Interrogations and Runners will implement some sort of dictionary-like API to retrieve specific Probes. I see the use case here in a fancy web UI that validates via AJAX as the user enters values.
As I mentioned earlier, heavy use of setuptools entry points will be employed to register User Interfaces as console apps, and to provide a way for Runners to integrate with specific UIs. That said, there will be a set of stock implementations for user interfaces that should be compatible with any Runner.
In the crushinator.toolkit package, the aim is to provide useful implementations and helper libraries to make building code generators as easy as possible. To facilitate the implementations outlined above, a few specific utilities start to emerge:
- Factory methods for Probes and Interrogations. It should be easy to make a Probe or Interrogation. The factory pattern makes sense here.
NOTE: This might actually be best suited for crushinator.framework
Some convenience features would include:
- passing a callable to dynamically set the validate() method
- generating a template variable name (‘short name’) for the probe automatically based on the label
- Implementation of validating Probes for many useful data types:
- E-mail address
- Python identifier
- User Interface registration helper for Runners. There should be automatic registration for all of the stock UI implementations in crushinator.toolkit.
- Gettext/reStructuredText parsing for labels, help, etc. Preferably one function that handles both tasks at once. This may be rolled into the base classes and become transparent to the developer.
- Logging – I’ve already begun to implement logging in both the crushinator.framework and crushinator.toolkit packages. I want to make that as streamlined as possible for the developer.
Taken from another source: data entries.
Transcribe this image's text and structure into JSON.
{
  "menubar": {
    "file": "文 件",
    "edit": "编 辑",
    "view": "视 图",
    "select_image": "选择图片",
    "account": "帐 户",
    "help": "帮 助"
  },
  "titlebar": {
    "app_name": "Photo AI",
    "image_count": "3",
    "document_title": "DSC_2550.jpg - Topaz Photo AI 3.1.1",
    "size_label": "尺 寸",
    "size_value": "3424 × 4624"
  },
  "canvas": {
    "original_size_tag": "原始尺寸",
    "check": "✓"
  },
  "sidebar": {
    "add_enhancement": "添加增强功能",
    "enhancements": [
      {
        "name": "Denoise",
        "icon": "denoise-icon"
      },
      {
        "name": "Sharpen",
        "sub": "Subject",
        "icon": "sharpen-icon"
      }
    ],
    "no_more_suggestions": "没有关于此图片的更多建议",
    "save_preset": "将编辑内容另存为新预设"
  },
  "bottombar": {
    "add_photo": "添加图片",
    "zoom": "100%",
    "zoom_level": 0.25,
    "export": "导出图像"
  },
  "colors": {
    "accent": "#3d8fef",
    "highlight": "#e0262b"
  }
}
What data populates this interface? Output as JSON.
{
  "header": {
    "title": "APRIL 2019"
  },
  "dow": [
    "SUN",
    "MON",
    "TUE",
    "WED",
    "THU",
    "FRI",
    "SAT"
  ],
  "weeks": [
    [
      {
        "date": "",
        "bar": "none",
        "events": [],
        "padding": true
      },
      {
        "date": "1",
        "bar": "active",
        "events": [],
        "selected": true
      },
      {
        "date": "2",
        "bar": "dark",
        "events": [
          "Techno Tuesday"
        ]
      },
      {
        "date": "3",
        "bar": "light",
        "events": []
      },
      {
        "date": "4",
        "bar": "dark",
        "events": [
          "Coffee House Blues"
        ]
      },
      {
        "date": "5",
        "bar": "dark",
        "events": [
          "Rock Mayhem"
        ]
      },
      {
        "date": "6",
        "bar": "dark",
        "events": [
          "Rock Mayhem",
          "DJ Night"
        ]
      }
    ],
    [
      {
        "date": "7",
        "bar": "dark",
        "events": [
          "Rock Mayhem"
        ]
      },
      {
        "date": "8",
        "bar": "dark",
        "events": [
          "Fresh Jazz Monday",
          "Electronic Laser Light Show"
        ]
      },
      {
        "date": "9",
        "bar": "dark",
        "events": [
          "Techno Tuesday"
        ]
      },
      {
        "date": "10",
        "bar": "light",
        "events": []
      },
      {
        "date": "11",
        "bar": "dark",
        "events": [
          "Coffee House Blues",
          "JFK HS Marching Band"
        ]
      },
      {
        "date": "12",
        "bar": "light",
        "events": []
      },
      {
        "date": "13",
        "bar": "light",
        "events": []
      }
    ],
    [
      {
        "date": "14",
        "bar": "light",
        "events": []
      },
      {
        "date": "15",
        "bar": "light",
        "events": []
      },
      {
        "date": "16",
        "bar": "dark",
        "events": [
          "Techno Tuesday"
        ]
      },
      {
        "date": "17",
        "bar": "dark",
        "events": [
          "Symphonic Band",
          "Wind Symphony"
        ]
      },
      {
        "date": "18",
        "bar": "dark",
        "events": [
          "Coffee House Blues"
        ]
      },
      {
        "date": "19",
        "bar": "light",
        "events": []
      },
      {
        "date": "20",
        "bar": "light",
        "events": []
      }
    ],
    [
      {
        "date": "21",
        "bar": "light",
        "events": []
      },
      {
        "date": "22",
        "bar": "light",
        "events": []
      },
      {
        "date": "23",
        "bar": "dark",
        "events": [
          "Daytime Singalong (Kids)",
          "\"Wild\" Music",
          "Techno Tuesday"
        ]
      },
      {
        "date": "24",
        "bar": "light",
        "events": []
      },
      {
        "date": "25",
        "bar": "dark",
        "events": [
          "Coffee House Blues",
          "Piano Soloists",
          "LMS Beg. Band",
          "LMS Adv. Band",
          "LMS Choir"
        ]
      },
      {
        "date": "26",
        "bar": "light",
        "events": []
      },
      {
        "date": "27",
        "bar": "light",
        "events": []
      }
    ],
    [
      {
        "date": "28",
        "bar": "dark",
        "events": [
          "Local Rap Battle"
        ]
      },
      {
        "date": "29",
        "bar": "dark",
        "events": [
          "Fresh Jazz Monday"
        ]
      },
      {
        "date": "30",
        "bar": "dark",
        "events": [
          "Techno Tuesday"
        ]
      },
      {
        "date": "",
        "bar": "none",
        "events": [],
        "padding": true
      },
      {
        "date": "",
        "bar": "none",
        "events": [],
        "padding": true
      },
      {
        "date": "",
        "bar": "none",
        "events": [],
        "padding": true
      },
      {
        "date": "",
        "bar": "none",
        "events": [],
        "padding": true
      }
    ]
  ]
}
The idea is to swallow as many exceptions as possible, returning ‘friendly’ text to the user, but always log that something happened with as much detail as possible. I’m impressed with the way Python handles logging, and it’s ideal for systems like this.
I’m preparing to implement things as I’ve outlined in this document. I’m interested in hearing what others think about this plan; is there anything I’ve omitted? Are there any assumptions I’m making that aren’t accurate? Have I overlooked any potential problems with user interface implementations you’re interested in seeing developed?
Comments, corrections, discussion, questions… really any feedback would be greatly appreciated.